No dia seguinte, logo cedo, o reitor foi notificado da vaga em aberto. Novamente ele me levou ao hospital, onde fui internado para exames e observação.

Durante oito dias, fiz vários exames e todos deram negativos. Porém na radiografia, deu uma pequena mancha no ápice esquerdo do pulmão. O Dr. José Cândido (in memoriam), que a partir desse dia tornou-se um grande amigo, disse que eu não me preocupasse, pois certamente ficaria bom. Falou-me que por alguns dias eu poderia expelir alguma secreção com sinais de sangue, mas não me preocupasse que, no meu caso, era normal. Também disse que a partir daquele dia, sempre que tirasse uma radiografia do pulmão, iria aparecer uma cicatriz, consequente do problema sofrido. Nem eu coloquei secreção nos dias seguintes, conforme disse o médico, nem ficou visível, após dois meses, a tal mancha dita por ele.

Dr José Cândido (in memoriam), me disse, pessoalmente, que nunca tinha visto uma questão assim. Como médico ele acreditava na ciência, e como cristão, acreditava no milagre.

De fato, a medicina é um dom de Deus a favor dos humanos. A fé natural é importante, mais ainda. A fé sobrenatural transcende a medicina e a fé natural, mas não dispensa nem uma nem outra.
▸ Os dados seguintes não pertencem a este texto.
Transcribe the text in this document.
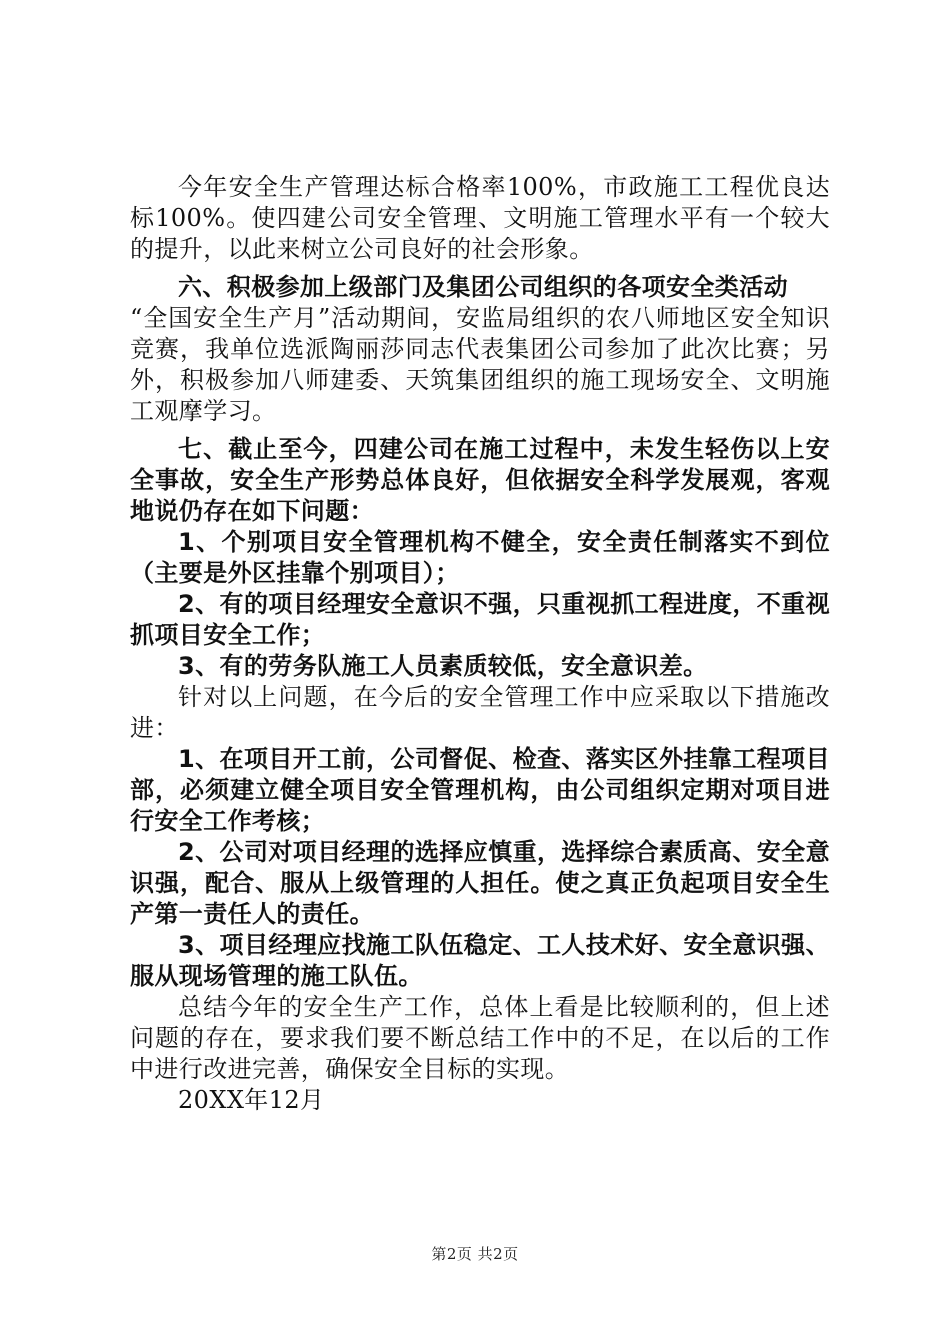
今年安全生产管理达标合格率100%，市政施工工程优良达标100%。使四建公司安全管理、文明施工管理水平有一个较大的提升，以此来树立公司良好的社会形象。

六、积极参加上级部门及集团公司组织的各项安全类活动

“全国安全生产月”活动期间，安监局组织的农八师地区安全知识竞赛，我单位选派陶丽莎同志代表集团公司参加了此次比赛；另外，积极参加八师建委、天筑集团组织的施工现场安全、文明施工观摩学习。

七、截止至今，四建公司在施工过程中，未发生轻伤以上安全事故，安全生产形势总体良好，但依据安全科学发展观，客观地说仍存在如下问题：

1、个别项目安全管理机构不健全，安全责任制落实不到位（主要是外区挂靠个别项目）；

2、有的项目经理安全意识不强，只重视抓工程进度，不重视抓项目安全工作；

3、有的劳务队施工人员素质较低，安全意识差。

针对以上问题，在今后的安全管理工作中应采取以下措施改进：

1、在项目开工前，公司督促、检查、落实区外挂靠工程项目部，必须建立健全项目安全管理机构，由公司组织定期对项目进行安全工作考核；

2、公司对项目经理的选择应慎重，选择综合素质高、安全意识强，配合、服从上级管理的人担任。使之真正负起项目安全生产第一责任人的责任。

3、项目经理应找施工队伍稳定、工人技术好、安全意识强、服从现场管理的施工队伍。

总结今年的安全生产工作，总体上看是比较顺利的，但上述问题的存在，要求我们要不断总结工作中的不足，在以后的工作中进行改进完善，确保安全目标的实现。

20XX年12月

第2页 共2页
No meu caso, pode até ter havido um ajuste natural, coincidindo esse ajuste do próprio corpo com a certeza de Deus que eu tinha ao fitar meus olhos para o Sacrário onde estava o Santíssimo Sacramento.

Uma vez que não precisei de nenhum procedimento especial. Apenas permaneci no hospital para exames de rotina e observação – tomando vitaminas e injeções para evitar sangramento, acredito que milagrosamente tenha escapado.

Foi aí que cheguei à conclusão de que, de fato, a diferença entre a coincidência e o milagre é a fé!